Dexter is lying on the rug in a patch of sunlight, his soft, dappled tummy soaking up the rays.

I am lying on the sofa as usual, feeling tired, muzzy, dyspeptic.  My back aches and I am cranky.

As the sunlight shifts, so does Dex, inching along in its wake in a series of little, snake like wiggles, ensuring that every inch of his furry body stays in its blaze.

After a while, I slide off the sofa and join him, hooking my legs over the seat so that my back relaxes into the floor.

Dex looks at me as if to say ‘What on earth are you doing?’

I slowly reach out my hand to tickle his tummy.  He moves back half a centimetre so that he is just out of reach.


Shifting slightly, I try again.  This time I connect  and savour his softness, vulnerability and warmth.  Before a minute is up, he lashes out playfully with his back legs and pushes my fingers away with his paws, claws still sheathed.

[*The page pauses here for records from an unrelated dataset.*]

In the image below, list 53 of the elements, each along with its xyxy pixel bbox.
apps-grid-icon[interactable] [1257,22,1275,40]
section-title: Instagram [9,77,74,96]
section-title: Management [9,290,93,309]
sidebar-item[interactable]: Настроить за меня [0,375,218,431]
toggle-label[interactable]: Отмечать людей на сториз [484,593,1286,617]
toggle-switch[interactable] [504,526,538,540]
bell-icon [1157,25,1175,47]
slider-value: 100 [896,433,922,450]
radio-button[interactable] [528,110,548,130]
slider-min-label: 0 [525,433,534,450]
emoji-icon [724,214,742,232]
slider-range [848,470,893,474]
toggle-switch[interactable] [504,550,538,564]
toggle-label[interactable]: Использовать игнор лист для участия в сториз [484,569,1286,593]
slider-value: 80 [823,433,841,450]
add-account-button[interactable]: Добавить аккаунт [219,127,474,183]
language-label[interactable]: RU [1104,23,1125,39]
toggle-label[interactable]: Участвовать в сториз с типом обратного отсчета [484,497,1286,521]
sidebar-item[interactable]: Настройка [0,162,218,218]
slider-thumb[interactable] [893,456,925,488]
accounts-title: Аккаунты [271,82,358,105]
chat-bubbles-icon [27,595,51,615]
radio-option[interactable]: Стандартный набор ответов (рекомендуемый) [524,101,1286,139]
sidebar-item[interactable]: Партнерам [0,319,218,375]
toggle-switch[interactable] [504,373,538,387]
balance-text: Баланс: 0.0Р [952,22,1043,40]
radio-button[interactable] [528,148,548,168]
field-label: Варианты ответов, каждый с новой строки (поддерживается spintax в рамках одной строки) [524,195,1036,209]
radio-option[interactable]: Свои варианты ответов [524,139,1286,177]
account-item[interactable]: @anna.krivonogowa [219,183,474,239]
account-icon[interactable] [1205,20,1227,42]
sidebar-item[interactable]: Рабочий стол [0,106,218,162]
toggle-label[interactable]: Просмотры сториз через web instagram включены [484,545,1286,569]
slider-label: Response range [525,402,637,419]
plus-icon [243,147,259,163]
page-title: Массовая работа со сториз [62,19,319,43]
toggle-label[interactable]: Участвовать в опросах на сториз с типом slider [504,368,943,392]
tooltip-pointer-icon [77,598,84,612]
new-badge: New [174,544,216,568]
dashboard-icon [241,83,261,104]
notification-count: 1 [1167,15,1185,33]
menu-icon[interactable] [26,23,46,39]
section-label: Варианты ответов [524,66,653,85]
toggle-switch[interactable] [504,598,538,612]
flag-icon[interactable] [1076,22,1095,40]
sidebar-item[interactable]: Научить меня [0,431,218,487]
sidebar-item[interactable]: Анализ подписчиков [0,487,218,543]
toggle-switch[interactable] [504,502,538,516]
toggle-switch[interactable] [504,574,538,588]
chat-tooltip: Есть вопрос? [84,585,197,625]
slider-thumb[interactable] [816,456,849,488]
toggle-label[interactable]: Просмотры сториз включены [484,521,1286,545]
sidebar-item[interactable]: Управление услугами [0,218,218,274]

I keep my fingers on the pads and wait for the rebuff.  To both our surprise, it doesn’t happen.

He purrs.  I close my eyes.

Warm rough paws, connection, soft back, hot sun, cool feet.

I breathe fully, deeply.

Crazy black clouds skitter by the window, tree branches flail in the wind, the threat of rain imminent, but in our world there is only heat and light, and for the first time in days, I feel something akin to happiness.